TV : « Mildred Pierce », l’anti-Emma Bovary
TV : « Mildred Pierce », l’anti-Emma Bovary
Par Martine Delahaye
Notre choix du soir. Todd Haynes signe une adaptation moderne et nuancée du roman de James M. Cain, à mille lieus du mélodrame (sur OCS Go, à la demande).
Mildred Pierce Trailer #1 (HBO)
La minisérie Mildred Pierce, très élégamment adaptée du roman de James M. Cain par le réalisateur Todd Haynes, fait moins penser au grand film ultra-noir que Michael Curtiz réalisa à partir de ce roman, en 1945, qu’aux douces couleurs et belles ambiguïtés du long-métrage Carol. Long-métrage que Todd Haynes présenta en sélection officielle au Festival de Cannes en 2015, quatre ans après avoir tourné Mildred Pierce pour HBO.
Sorti en 1941, le roman donne corps à une femme de la classe moyenne, Mildred Pierce, passionnante en ce qu’elle incarne l’idéologie du rêve américain portée à sa plus terrible incandescence : toujours aller de l’avant, se relever sans cesse, afin de se hisser vers la classe sociale supérieure et voir ses enfants n’avoir plus que le ciel comme limite.

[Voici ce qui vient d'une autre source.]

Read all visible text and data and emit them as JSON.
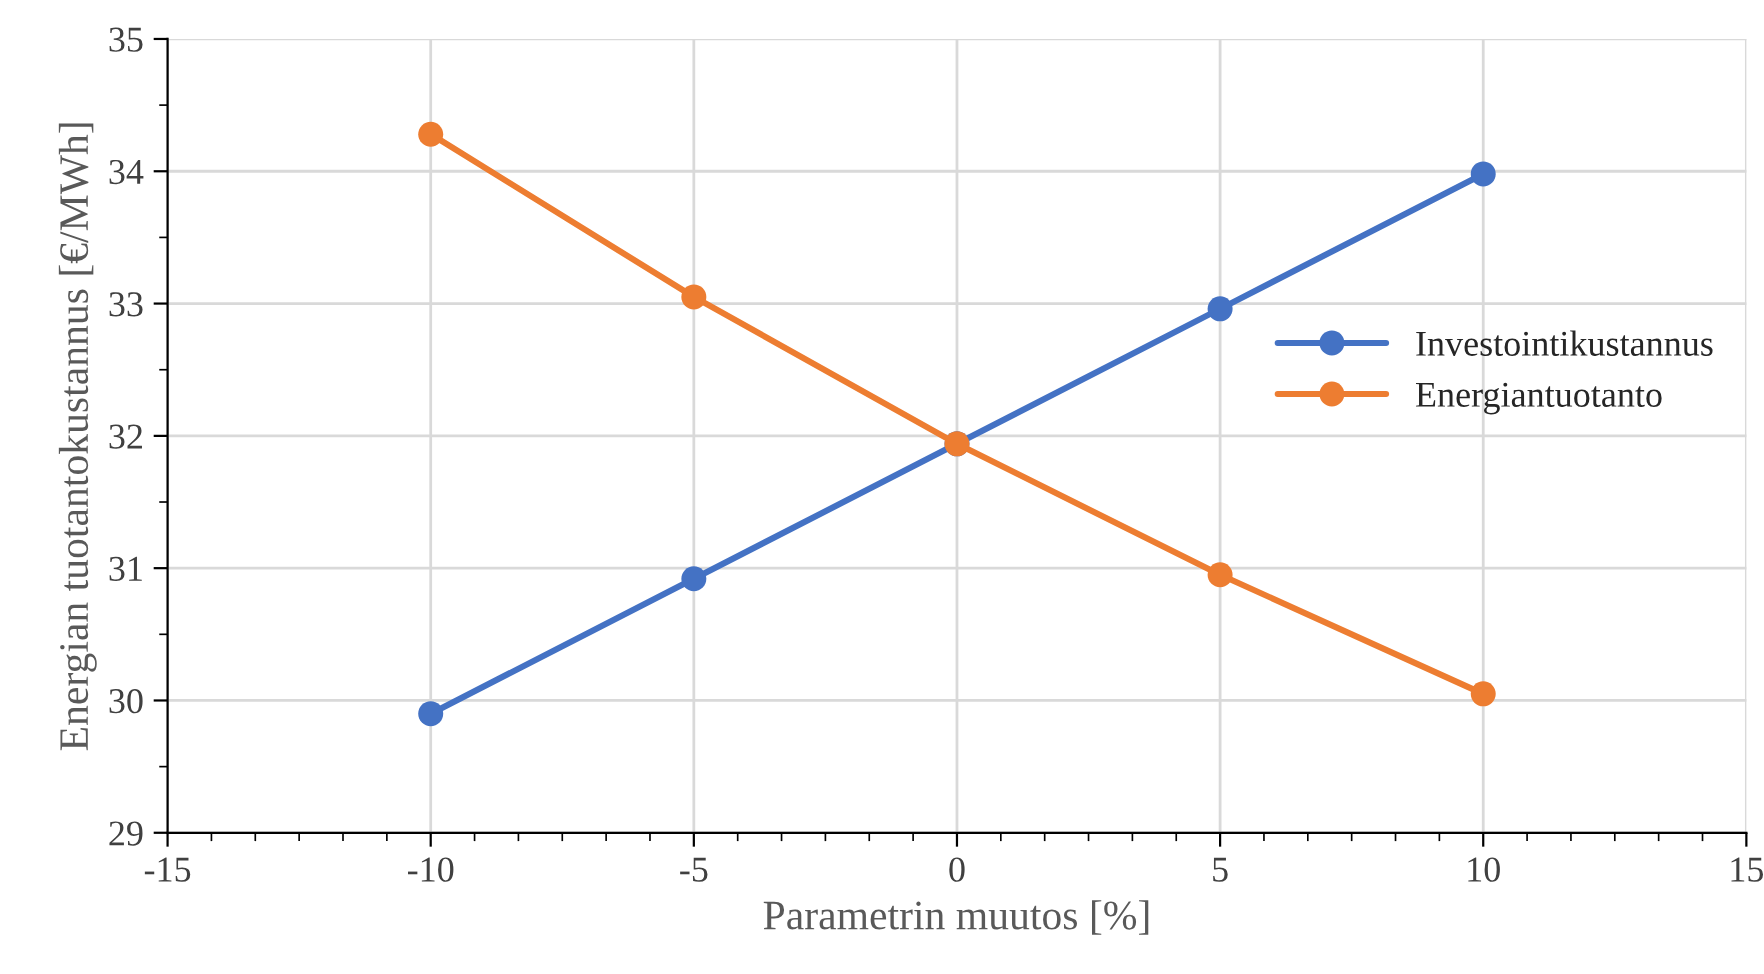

Si le roman se déroule sur quelque dix ans pendant la Grande Dépression causée par le krach de 1929 aux Etats-Unis, c’est un élément que Michael Curtiz gomme, dans son film, lui préférant un suspense reposant sur l’ombre d’un meurtre – ce film vaudra à Joan Crawford son (seul) Oscar, en 1946.
Kate Winslet | OCS
A l’inverse, découvrant ce roman pendant l’été 2008, alors même que les Etats-Unis sombraient dans l’immense crise financière due aux subprimes, Todd Haynes a décidé d’explorer aussi bien les effets de la Grande Dépression – en la filmant et l’éclairant de telle façon qu’elle fasse écho avec l’époque actuelle – que nombre de rebondissements du roman écartés par le film, dont la période finale, essentielle à la monstrueuse relation mère-fille qui se noue ici. Une telle adaptation supposait le format d’une minisérie (plus de cinq heures), que Todd Haynes a coécrite avec Jon Raymond.

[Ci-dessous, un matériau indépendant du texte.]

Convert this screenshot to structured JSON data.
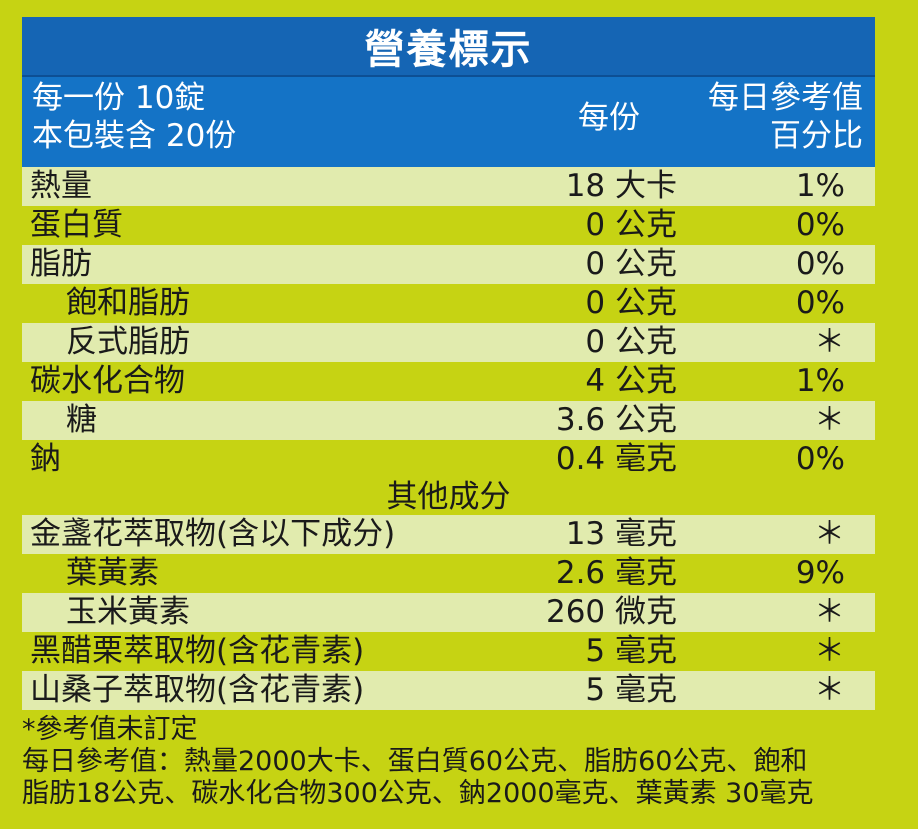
{
  "title": "營養標示",
  "header": {
    "serving_size": "每一份 10錠",
    "servings_per_package": "本包裝含 20份",
    "per_serving": "每份",
    "daily_value_line1": "每日參考值",
    "daily_value_line2": "百分比"
  },
  "nutrients": [
    {
      "name": "熱量",
      "amount": "18 大卡",
      "percent": "1%"
    },
    {
      "name": "蛋白質",
      "amount": "0 公克",
      "percent": "0%"
    },
    {
      "name": "脂肪",
      "amount": "0 公克",
      "percent": "0%"
    },
    {
      "name": "飽和脂肪",
      "amount": "0 公克",
      "percent": "0%"
    },
    {
      "name": "反式脂肪",
      "amount": "0 公克",
      "percent": "＊"
    },
    {
      "name": "碳水化合物",
      "amount": "4 公克",
      "percent": "1%"
    },
    {
      "name": "糖",
      "amount": "3.6 公克",
      "percent": "＊"
    },
    {
      "name": "鈉",
      "amount": "0.4 毫克",
      "percent": "0%"
    }
  ],
  "other_section_title": "其他成分",
  "other_ingredients": [
    {
      "name": "金盞花萃取物(含以下成分)",
      "amount": "13 毫克",
      "percent": "＊"
    },
    {
      "name": "葉黃素",
      "amount": "2.6 毫克",
      "percent": "9%"
    },
    {
      "name": "玉米黃素",
      "amount": "260 微克",
      "percent": "＊"
    },
    {
      "name": "黑醋栗萃取物(含花青素)",
      "amount": "5 毫克",
      "percent": "＊"
    },
    {
      "name": "山桑子萃取物(含花青素)",
      "amount": "5 毫克",
      "percent": "＊"
    }
  ],
  "notes": {
    "line1": "*參考值未訂定",
    "line2": "每日參考值：熱量2000大卡、蛋白質60公克、脂肪60公克、飽和",
    "line3": "脂肪18公克、碳水化合物300公克、鈉2000毫克、葉黃素 30毫克"
  }
}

Au vu des dix premières minutes de cette version télévisée, tout pouvait donner à penser, faute d’attention, que se tramait là un triste et glauque drame de la séparation : une femme au foyer (Kate Winslet) finit de confectionner un gâteau qu’on lui a commandé et ne sait si les 3 dollars qu’elle va en tirer doivent lui servir à acheter une côtelette de veau pour le dîner de son mari qui la trompe, ou, mieux, à faire plaisir aux deux yeux de sa vie, ses filles.
Terrible rapport mère-fille
Or, dès la première scène, ne supportant plus de subir les événements sans rien dire ni rien faire, Mildred demande à son mari de faire un choix – il prend la porte, ou, plutôt, elle lui enjoint de partir définitivement –, ce qui l’amène à intégrer, sans travail ni argent devant elle, « la plus grande armée du monde, le corps d’élite américain que l’on ne célèbre jamais le 4 juillet : la femme abandonnée, avec deux enfants à charge », comme le note sa voisine.
Mais Mildred Pierce n’a rien d’une Emma Bovary et n’entend pas un instant jouer le rôle de femme éplorée. A l’opposé, donc, du mélodrame pariant sur l’empathie avec son personnage principal et sur l’identification avec une femme en quête de moyens d’existence et de reconnaissance, le Mildred Pierce de Todd Haynes joue de la nuance, filme d’ambiguës transparences et écartèle le spectateur entre des faux reflets : cette mère, Mildred, n’est-elle pas un moteur qui tourne à vide ? Sa fille Vera n’a-t-elle reçu qu’aigreur, ressentiment et cruauté en héritage ?
Le fond bouleversant de cette histoire relevant sans doute d’une tragédie universelle : la peur panique de ne plus être aimé de son enfant. C’est en tout cas à la lecture d’un terrible et passionnant rapport mère-fille qu’invite ici Todd Haynes.
Mildred Pierce,minisérie adaptée et réalisée par Todd Haynes. Avec Kate Winslet, Guy Pearce, Evan Rachel Wood (EU, 2011, 5 × 60 min environ).